Старшие девочки, видимо, немного брезговали остальной непоседливой и шумливой публикой и поэтому скромно удалились в свою спальню, где они спокойно могли заниматься благородными девичьими занятиями: чтением, шитьём, светскими сплетнями и гаданием на кофейной гуще.
И действительно, оставшаяся в столовой ребятня вела себя довольно назойливо и шумно.
Серёжа тоже уже было собрался перейти в «мужскую» спальню, где в это время было гораздо тише и спокойнее. Но вдруг он услышал чей-то хрипловатый начальственный голос:
– Эй ты, пацан! Ты почему уроки не делаешь?
Серёжа поднял голову и по устремлённому на него взгляду с «руководящего стола» понял, что эти грубоватые слова обращены именно к нему. Говорил их Женя Воронин, десятиклассник, здоровенный такой верзила, занимавшийся после ужина каким-то черчением. По его настырному и ядовитому взгляду Серёжа сразу понял, что этому громиле почему-то не нравится независимое, – как он, видимо, посчитал, – поведение новичка.
– Я уже сделал уроки.
– Когда это? (оказывается за новичком Серёжей уже велось негласное наблюдение).
– Ещё в школе.
– Ого! Какой умный, а похож на дурака!
Серёжа оставил без внимания этот комплимент и продолжал читать. Но вдруг раздался какой-то треск, и сразу за ним знакомый голос:
– Эй ты, подними пенал!
Женя, видимо, сам нарочно сбросил его на пол. Серёжа, не отрывая глаз от страницы, спокойно ответил:
– Твой пенал, ты и подбирай!
Серёжа, конечно, слышал, как отодвинулся стул, и кто-то медвежьими шагами направился в его сторону. Он продолжал спокойно читать свою книгу до тех пор, пока не получил увесистый удар по затылку и не полетел вместе со своей табуреткой на пол...
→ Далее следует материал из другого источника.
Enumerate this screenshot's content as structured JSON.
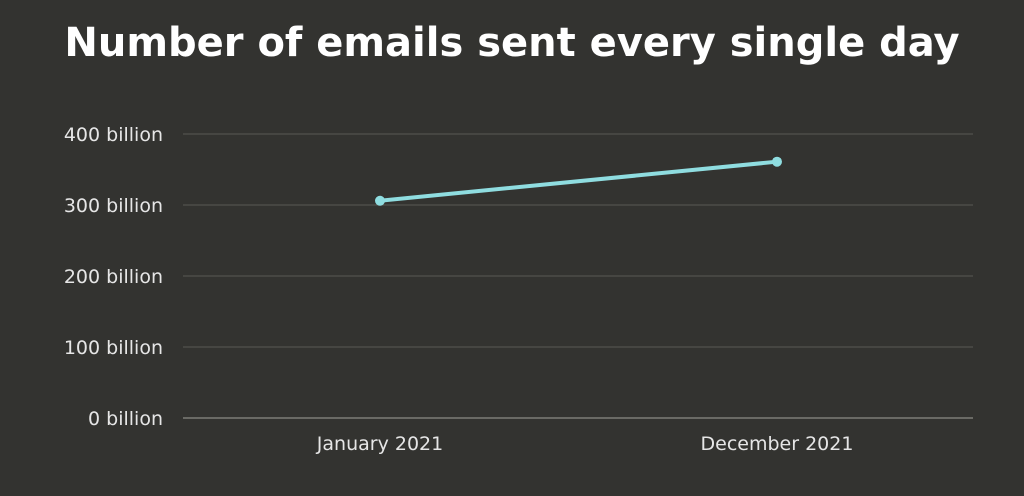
{
  "chart_data": {
    "type": "line",
    "title": "Number of emails sent every single day",
    "categories": [
      "January 2021",
      "December 2021"
    ],
    "series": [
      {
        "values": [
          306,
          361
        ]
      }
    ],
    "ylim": [
      0,
      400
    ],
    "y_ticks": [
      {
        "value": 0,
        "label": "0 billion"
      },
      {
        "value": 100,
        "label": "100 billion"
      },
      {
        "value": 200,
        "label": "200 billion"
      },
      {
        "value": 300,
        "label": "300 billion"
      },
      {
        "value": 400,
        "label": "400 billion"
      }
    ],
    "xlabel": "",
    "ylabel": "",
    "grid": true,
    "colors": {
      "background": "#333330",
      "line": "#8fdde0",
      "grid": "#5a5a55",
      "axis": "#8a8a85",
      "text": "#e6e6e6",
      "title": "#ffffff"
    }
  }
}
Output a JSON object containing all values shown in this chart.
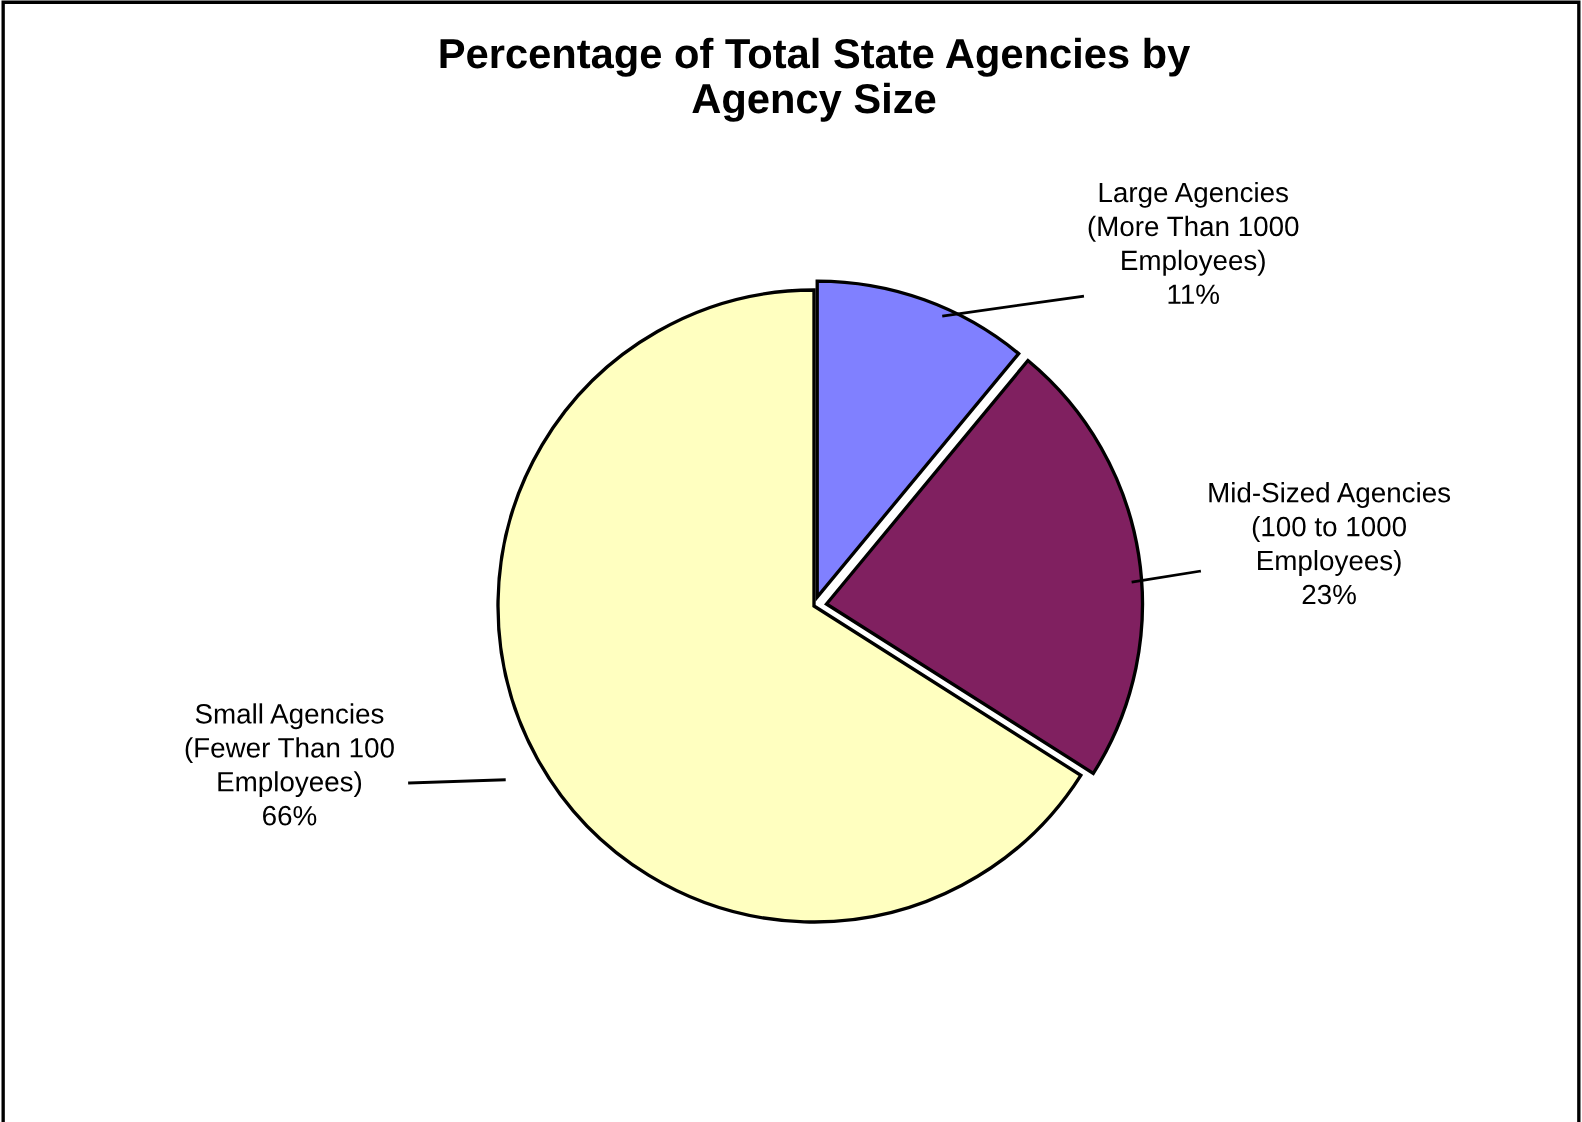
{
  "chart_data": {
    "type": "pie",
    "title": "Percentage of Total State Agencies by\nAgency Size",
    "categories": [
      "Large Agencies\n(More Than 1000\nEmployees)",
      "Mid-Sized Agencies\n(100 to 1000\nEmployees)",
      "Small Agencies\n(Fewer Than 100\nEmployees)"
    ],
    "values": [
      11,
      23,
      66
    ],
    "colors": [
      "#8080ff",
      "#802060",
      "#ffffc0"
    ],
    "value_labels": [
      "11%",
      "23%",
      "66%"
    ]
  }
}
(В те далёкие времена наш юный герой даже и не догадывался, что он является прямым потомком славных и непобедимых Русо-ариев. Но в жилах-то у него текла кровь именно этих гордых и беспощадных предков...).
Всё остальное произошло совершенно автоматически. Он даже не успел ни о чём подумать и действовал по воле каких-то древних полузабытых инстинктов.
Серёжа резко вскочил с пола, подобрал валяющуюся табуретку, подскочил к удовлетворённо садящемуся за свой стол Воронину и со всего размаха долбанул этой увесистой, крепко сколоченной табуреткой по лохматой башке своего обидчика. Удар был такой силы, что табуретка разлетелась вдребезги, у Серёжи в руке остался только расщеплённый обломок одной из ножек. Воронин беспомощно свалился на пол, из его головы заметными струйками сочилась кровь. Был он без сознания. Всех детей охватило предчувствие чего-то ужасного. Раздались истерические визги, началась какая-то суматошная беготня... Серёжа по-прежнему стоял над поверженным неприятелем с обломком своего «оружия» в руках... (как потом выяснилось, такого в этих старинных стенах ещё никогда не было... Тем более, в присутствии маленьких детей).
Сперва показалось, что наступившей панике и хаосу не будет конца, но прибежала тётя Маруся и решительно взяла бразды правления в свои руки. Сразу воцарился хоть какой-то порядок: кто-то побежал вызывать «Скорую помощь», кто-то развёл младших детей по спальням, кто-то собрал обломки табуретки и унёс их на кухню. Тётя Маруся внимательно осмотрела раны на дурной башке Воронина, потом взяла стакан с водой и брызнула в побледневшее лицо «интернатского вожака». Тот, к радости окружающих, вздохнул и как бы очухался. Тётя Маруся тоже облегчённо вздохнула:
– Живой.
Потом она ещё раз брызнула в лицо поверженного богатыря водой, потрясла его чуть-чуть и спросила:
– Ну как ты, Женя?
Женя помолчал немного, а потом, к великой радости интернатского сообщества, прошептал:
– Нормально. Только больно и в голове гудит.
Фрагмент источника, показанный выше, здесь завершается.